O risco de voar na proximidade de zonas de conflito ativas foi brutalmente evidenciado em 2014, quando o voo MH17 da Malaysian Airline, que ia de Amesterdão para Kuala Lumpur, foi abatido sobre o leste da Ucrânia, matando 298 pessoas.
Os investigadores concluíram mais tarde que o míssil que abateu o avião foi disparado de um lançador pertencente à 53.ª brigada de mísseis antiaéreos da Rússia.
As rotas europeias da China não se aproximam do espaço aéreo ucraniano. Entram ou saem do espaço aéreo russo principalmente acima do Mar Báltico, perto de São Petersburgo.
Resta saber se os viajantes chineses - ou os passageiros que regressam da Europa - estão preocupados com os riscos de voar através de qualquer espaço aéreo russo.
A CNN contactou as três principais companhias aéreas estatais chinesas - Air China, China Eastern e China Southern - para obter comentários.
Por enquanto, as companhias aéreas chinesas ainda não regressaram às capacidades totais anteriores à pandemia.
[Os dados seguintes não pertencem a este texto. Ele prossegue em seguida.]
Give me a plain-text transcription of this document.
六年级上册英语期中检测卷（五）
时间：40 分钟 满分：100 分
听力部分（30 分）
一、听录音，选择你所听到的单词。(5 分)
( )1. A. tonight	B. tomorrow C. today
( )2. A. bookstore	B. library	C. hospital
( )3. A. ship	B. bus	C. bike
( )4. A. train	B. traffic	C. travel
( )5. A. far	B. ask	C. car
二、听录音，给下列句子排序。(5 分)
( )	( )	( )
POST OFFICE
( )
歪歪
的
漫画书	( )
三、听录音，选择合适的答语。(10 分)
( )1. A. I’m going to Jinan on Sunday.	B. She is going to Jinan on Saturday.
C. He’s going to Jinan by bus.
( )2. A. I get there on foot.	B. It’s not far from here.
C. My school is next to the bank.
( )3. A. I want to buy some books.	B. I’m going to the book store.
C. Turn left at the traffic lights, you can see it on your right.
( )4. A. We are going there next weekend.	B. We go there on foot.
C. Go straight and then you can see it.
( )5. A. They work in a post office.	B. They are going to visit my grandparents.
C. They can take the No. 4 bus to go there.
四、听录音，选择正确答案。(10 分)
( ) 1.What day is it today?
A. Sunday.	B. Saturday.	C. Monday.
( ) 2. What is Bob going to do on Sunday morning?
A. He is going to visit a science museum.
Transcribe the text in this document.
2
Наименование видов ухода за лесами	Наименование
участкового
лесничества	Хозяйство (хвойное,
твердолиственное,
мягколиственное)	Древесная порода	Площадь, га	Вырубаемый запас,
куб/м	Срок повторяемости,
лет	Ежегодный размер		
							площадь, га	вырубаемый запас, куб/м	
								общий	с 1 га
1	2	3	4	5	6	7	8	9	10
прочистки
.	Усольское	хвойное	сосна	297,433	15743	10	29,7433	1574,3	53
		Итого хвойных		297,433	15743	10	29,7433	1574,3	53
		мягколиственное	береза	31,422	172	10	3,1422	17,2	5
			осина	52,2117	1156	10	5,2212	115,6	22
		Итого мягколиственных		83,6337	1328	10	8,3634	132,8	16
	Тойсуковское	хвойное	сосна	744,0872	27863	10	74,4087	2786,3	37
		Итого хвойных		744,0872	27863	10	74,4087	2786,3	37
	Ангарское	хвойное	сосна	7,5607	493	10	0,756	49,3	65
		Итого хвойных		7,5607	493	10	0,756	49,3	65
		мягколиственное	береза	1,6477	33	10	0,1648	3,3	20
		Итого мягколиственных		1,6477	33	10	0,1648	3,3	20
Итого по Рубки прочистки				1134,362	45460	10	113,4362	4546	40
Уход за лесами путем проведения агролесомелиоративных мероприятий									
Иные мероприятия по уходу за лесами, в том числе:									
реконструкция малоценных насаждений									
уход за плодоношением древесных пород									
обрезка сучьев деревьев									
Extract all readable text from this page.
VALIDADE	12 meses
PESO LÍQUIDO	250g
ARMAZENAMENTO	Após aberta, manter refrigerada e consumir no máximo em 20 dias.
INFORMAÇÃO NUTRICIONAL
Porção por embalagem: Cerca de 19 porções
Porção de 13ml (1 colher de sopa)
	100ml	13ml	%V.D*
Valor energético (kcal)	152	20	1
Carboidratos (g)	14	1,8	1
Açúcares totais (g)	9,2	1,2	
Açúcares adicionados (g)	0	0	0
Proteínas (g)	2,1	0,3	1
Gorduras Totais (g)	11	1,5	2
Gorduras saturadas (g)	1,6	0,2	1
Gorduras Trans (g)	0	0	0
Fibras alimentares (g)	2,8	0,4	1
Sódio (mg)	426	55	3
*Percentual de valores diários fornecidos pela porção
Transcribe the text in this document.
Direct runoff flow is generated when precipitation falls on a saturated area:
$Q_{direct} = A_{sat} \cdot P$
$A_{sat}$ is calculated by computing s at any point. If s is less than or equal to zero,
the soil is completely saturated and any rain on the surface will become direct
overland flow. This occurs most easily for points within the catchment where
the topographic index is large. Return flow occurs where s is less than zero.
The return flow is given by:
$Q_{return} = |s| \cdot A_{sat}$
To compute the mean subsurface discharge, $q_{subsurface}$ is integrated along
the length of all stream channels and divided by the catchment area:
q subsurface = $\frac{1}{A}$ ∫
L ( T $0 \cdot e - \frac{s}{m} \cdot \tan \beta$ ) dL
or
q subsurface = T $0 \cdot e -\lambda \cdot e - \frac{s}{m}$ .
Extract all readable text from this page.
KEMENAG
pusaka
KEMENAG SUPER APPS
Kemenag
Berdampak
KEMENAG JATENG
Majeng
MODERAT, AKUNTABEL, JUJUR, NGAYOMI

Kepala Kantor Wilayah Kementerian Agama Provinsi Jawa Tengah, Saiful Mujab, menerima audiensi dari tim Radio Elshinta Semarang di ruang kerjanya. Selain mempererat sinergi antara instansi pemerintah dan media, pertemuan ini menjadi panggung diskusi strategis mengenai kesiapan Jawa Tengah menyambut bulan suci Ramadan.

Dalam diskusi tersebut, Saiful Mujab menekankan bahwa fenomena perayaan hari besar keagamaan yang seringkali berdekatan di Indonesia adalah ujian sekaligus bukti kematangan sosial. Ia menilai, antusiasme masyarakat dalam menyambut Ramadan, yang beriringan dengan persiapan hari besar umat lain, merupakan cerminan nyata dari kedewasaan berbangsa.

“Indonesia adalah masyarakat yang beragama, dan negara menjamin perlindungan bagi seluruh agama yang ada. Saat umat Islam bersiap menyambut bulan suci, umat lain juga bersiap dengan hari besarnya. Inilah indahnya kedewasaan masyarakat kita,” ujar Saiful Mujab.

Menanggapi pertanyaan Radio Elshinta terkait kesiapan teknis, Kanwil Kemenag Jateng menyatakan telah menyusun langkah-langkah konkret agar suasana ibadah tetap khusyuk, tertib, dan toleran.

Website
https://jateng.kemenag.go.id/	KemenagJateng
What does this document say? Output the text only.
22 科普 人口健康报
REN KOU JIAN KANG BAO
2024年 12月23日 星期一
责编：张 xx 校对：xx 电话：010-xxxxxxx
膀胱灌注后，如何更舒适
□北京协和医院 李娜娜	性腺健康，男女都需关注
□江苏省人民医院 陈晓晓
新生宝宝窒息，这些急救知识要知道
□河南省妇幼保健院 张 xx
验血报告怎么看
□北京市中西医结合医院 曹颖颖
Por exemplo, a China Southern Airlines, com a sua base na cidade meridional de Guangzhou, continuará a ter apenas um voo por semana nas suas rotas que ligam Guangzhou a Paris e Frankfurt durante a época de verão e outono de 2023, enquanto o nível pré-pandémico era de um voo por dia.
No entanto, à medida que as companhias aéreas chinesas regressam gradualmente à normalidade e a guerra na Ucrânia continua a assolar o país, as companhias aéreas europeias poderão vir a enfrentar desafios mais ferozes nas rotas entre a Europa e o leste ou sudeste da Ásia, criando algumas opções interessantes para os passageiros.